Trotzkopf's Brautzeit

Part 15

Chapter 153,739 wordsPublic domain

Müde schloß sie die Augen, und der gestrige Tag zog noch einmal beängstigend an ihrem Geist vorüber. Was hatte sie gelitten, welche Qualen ausgestanden, als sie die leidenschaftlichen Augen des Referendars dicht vor den ihrigen sah, seinen heißen Atem fühlte und festgebannt wie eine Gefangene ihm nicht entrinnen konnte. Sie dachte sich in der Braut des Verhaßten ein stilles, sanftes Mädchen, das mit zuversichtlicher Liebe und in vollem Vertrauen zu ihm aufblickte. Wenn sie wüßte, wie sie hintergangen, auf die erbärmlichste, niedrigste Weise getäuscht wurde! Sie hätte nicht gedacht, daß ein Mensch so schlecht sein könnte, denn das Leben hatte ihr bis jetzt nur seine lichten Seiten gezeigt; die dunklen hatte sie noch nicht kennen gelernt, sie wußte noch so viel wie nichts von Schlechtigkeit und gemeiner Gesinnung. Treu sorgende Eltern hatten von ihr alles fernzuhalten gewußt, was ihr kindlich reines Gemüt hätte trüben können.

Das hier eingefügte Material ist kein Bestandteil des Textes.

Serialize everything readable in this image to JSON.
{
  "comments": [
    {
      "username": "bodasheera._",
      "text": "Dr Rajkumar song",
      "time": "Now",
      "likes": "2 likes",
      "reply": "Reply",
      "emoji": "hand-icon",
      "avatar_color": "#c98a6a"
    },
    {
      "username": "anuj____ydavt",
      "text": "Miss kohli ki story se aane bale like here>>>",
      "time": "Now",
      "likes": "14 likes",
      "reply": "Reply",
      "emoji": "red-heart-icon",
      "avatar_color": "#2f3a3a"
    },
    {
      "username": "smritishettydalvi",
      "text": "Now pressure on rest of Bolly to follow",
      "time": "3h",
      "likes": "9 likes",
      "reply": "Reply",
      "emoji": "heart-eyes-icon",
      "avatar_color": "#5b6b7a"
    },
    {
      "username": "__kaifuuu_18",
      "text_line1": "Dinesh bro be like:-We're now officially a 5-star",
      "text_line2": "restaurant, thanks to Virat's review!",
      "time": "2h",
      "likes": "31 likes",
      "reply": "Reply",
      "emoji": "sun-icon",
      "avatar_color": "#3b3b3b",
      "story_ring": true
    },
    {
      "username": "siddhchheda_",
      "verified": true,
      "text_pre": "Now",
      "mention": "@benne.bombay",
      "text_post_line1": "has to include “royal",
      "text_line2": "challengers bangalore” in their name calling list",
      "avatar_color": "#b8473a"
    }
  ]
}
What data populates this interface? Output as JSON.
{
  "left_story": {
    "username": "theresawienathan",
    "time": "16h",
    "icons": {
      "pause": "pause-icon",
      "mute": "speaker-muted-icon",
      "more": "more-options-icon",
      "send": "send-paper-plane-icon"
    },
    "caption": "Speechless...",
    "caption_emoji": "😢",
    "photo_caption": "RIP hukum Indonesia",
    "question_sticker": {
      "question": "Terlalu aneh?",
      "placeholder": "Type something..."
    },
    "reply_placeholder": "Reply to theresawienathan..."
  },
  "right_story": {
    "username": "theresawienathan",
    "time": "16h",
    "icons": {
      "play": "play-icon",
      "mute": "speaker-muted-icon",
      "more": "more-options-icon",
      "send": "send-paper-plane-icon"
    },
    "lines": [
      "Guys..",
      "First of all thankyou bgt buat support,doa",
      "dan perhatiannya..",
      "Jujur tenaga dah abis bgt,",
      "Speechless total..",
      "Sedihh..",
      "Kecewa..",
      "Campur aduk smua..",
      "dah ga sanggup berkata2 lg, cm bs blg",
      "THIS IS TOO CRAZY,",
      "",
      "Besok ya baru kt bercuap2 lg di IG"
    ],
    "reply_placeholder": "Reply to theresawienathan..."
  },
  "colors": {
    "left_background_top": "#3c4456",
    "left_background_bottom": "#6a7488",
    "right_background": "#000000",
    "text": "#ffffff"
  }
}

Wie umstrahlt von hellem Licht erschien ihr jetzt Leo, zum ersten Male kamen ihr seine guten und edlen Eigenschaften so recht zum Bewußtsein. Ob er wohl je so von ihr sprechen würde, wie dieser Lüders über seine Braut sprach? Nein, nie, das wußte sie. Kein bitteres Wort über sie würde aus seinem Munde kommen, trotzdem sie im Zorn und Groll von ihm geschieden war. Wann sehe ich ihn wohl wieder? dachte sie, und die bange Sorge um ihn erweckte ihr die Vorstellung, daß er krank sein könnte, ja vielleicht sterben müßte, ohne daß sie ihn jemals wiedergesehen und erfahren hätte, ob er ihr noch gezürnt habe. Ihre krankhafte Phantasie malte dieses Ereignis in den grellsten Farben aus, es entlockte ihr heiße Tränen, Tropfen auf Tropfen stahl sich durch ihre geschlossenen Augenlider und fiel auf ihre Wangen herab. –

Im Nebenzimmer wurden jetzt Schritte hörbar und sie hörte Nellie sagen:

„Bitte, Herr Doktor, treten Sie hier herein.“

Schnell fuhr Ilse in die Höhe und wischte sich mit dem Tuch über ihre Augen. Orla, die am Fenster saß, sah von ihrem Buche auf, als sich jetzt die Tür öffnete. Als aber statt des erwarteten Doktor Gerber sein junger Assistenzarzt erschien, entglitt das Buch ihren Händen und sie bückte sich schnell, um es aufzuheben. Wieder konnte sie eine Verlegenheit nicht verbergen, als er jetzt vor ihr stand und ihr die Hand reichte. Sie war ärgerlich auf sich selbst, und als er sie freundlich fragte, wie ihr die Schlittenpartie bekommen sei, gab sie ihm nur eine kurze Antwort und lenkte dann schnell die Aufmerksamkeit von sich auf Ilse ab.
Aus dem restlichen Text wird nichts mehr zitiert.